In any negotiation, all sides must acknowledge that the other sides have legitimate needs, concerns, and points of view. Otherwise, nothing will move forward. In public and in the media, the United States has tended to refuse to recognize any legitimacy in North Korea’s point of view. So, the question is, towards what ends? What is America’s real agenda here? Is it wrong of the North Korean government to suspect the United States of harboring a desire to overthrow its government? Can we be honest with ourselves here? Will honesty help us avert a tragic war? For liberal political theorists such as Jurgen Habermas, recognition of the other is essential for reasoned negotiation of interests. But is it so simple?

I don’t think so. By way of illustration, the theorist Slavoj Zizek once made a very witty and clever critique of Donald Rumsfeld’s neo-con theory of foreign policy. Here is what Zizek wrote:

In March 2003, Rumsfeld engaged in a little bit of amateur philosophizing about the relationship between the known and the unknown: “There are known knowns. These are things we know that we know. There are known unknowns. That is to say, there are things we know we don’t know. But there are also unknown unknowns. These are things we don’t know we don’t known.” What he forgot to add was the crucial fourth term: the “unknown knowns,” the things we can’t know that we know — which is precisely, the Freudian unconscious, the “knowledge which doesn’t know itself,” as Lacan used to say.

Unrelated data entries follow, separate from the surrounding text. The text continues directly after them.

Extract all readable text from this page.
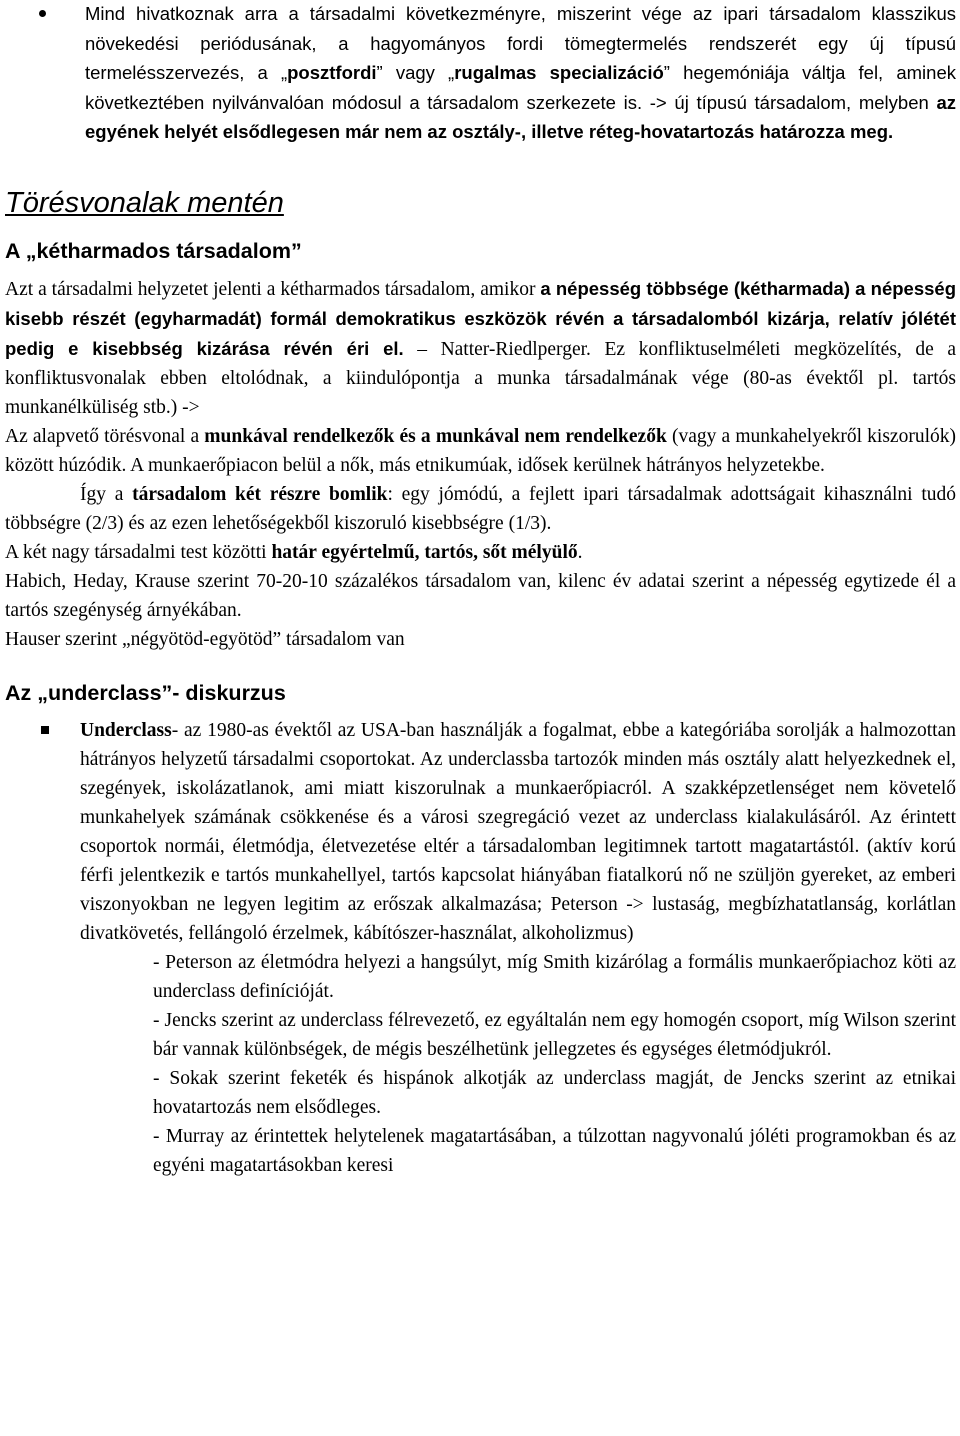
Mind hivatkoznak arra a társadalmi következményre, miszerint vége az ipari társadalom klasszikus növekedési periódusának, a hagyományos fordi tömegtermelés rendszerét egy új típusú termelésszervezés, a „posztfordi” vagy „rugalmas specializáció” hegemóniája váltja fel, aminek következtében nyilvánvalóan módosul a társadalom szerkezete is. -> új típusú társadalom, melyben az egyének helyét elsődlegesen már nem az osztály-, illetve réteg-hovatartozás határozza meg.
Törésvonalak mentén
A „kétharmados társadalom”

Azt a társadalmi helyzetet jelenti a kétharmados társadalom, amikor a népesség többsége (kétharmada) a népesség kisebb részét (egyharmadát) formál demokratikus eszközök révén a társadalomból kizárja, relatív jólétét pedig e kisebbség kizárása révén éri el. – Natter-Riedlperger. Ez konfliktuselméleti megközelítés, de a konfliktusvonalak ebben eltolódnak, a kiindulópontja a munka társadalmának vége (80-as évektől pl. tartós munkanélküliség stb.) ->

Az alapvető törésvonal a munkával rendelkezők és a munkával nem rendelkezők (vagy a munkahelyekről kiszorulók) között húzódik. A munkaerőpiacon belül a nők, más etnikumúak, idősek kerülnek hátrányos helyzetekbe.

Így a társadalom két részre bomlik: egy jómódú, a fejlett ipari társadalmak adottságait kihasználni tudó többségre (2/3) és az ezen lehetőségekből kiszoruló kisebbségre (1/3).

A két nagy társadalmi test közötti határ egyértelmű, tartós, sőt mélyülő.

Habich, Heday, Krause szerint 70-20-10 százalékos társadalom van, kilenc év adatai szerint a népesség egytizede él a tartós szegénység árnyékában.

Hauser szerint „négyötöd-egyötöd” társadalom van

Az „underclass”- diskurzus
Underclass- az 1980-as évektől az USA-ban használják a fogalmat, ebbe a kategóriába sorolják a halmozottan hátrányos helyzetű társadalmi csoportokat. Az underclassba tartozók minden más osztály alatt helyezkednek el, szegények, iskolázatlanok, ami miatt kiszorulnak a munkaerőpiacról. A szakképzetlenséget nem követelő munkahelyek számának csökkenése és a városi szegregáció vezet az underclass kialakulásáról. Az érintett csoportok normái, életmódja, életvezetése eltér a társadalomban legitimnek tartott magatartástól. (aktív korú férfi jelentkezik e tartós munkahellyel, tartós kapcsolat hiányában fiatalkorú nő ne szüljön gyereket, az emberi viszonyokban ne legyen legitim az erőszak alkalmazása; Peterson -> lustaság, megbízhatatlanság, korlátlan divatkövetés, fellángoló érzelmek, kábítószer-használat, alkoholizmus)
- Peterson az életmódra helyezi a hangsúlyt, míg Smith kizárólag a formális munkaerőpiachoz köti az underclass definícióját.
- Jencks szerint az underclass félrevezető, ez egyáltalán nem egy homogén csoport, míg Wilson szerint bár vannak különbségek, de mégis beszélhetünk jellegzetes és egységes életmódjukról.
- Sokak szerint feketék és hispánok alkotják az underclass magját, de Jencks szerint az etnikai hovatartozás nem elsődleges.
- Murray az érintettek helytelenek magatartásában, a túlzottan nagyvonalú jóléti programokban és az egyéni magatartásokban keresi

In other words, what Rumsfeld and the American public refused to acknowledge was our own historical role creating the problem and the political will-to-power that could not be publicly stated. The simple theoretical point here is that to “not start a war a another nation,” a nation must look into itself. Theoretically speaking, then, instead of  interrogating and bullying the other (the neo-con position) or even recognizing the other (the liberal position), we ought to think critically through the Other (big O), the Other that is both the whole historical Relation in its unknowable totality and the dialectical desire for fulfillment (i.e., void) within each of us — the desire/void all of us share in common, whether we are North Korean, American, or whatever. As Edouard Glissant theorizes in his book Poetics of Relation, there is no other; rather, there is Relation.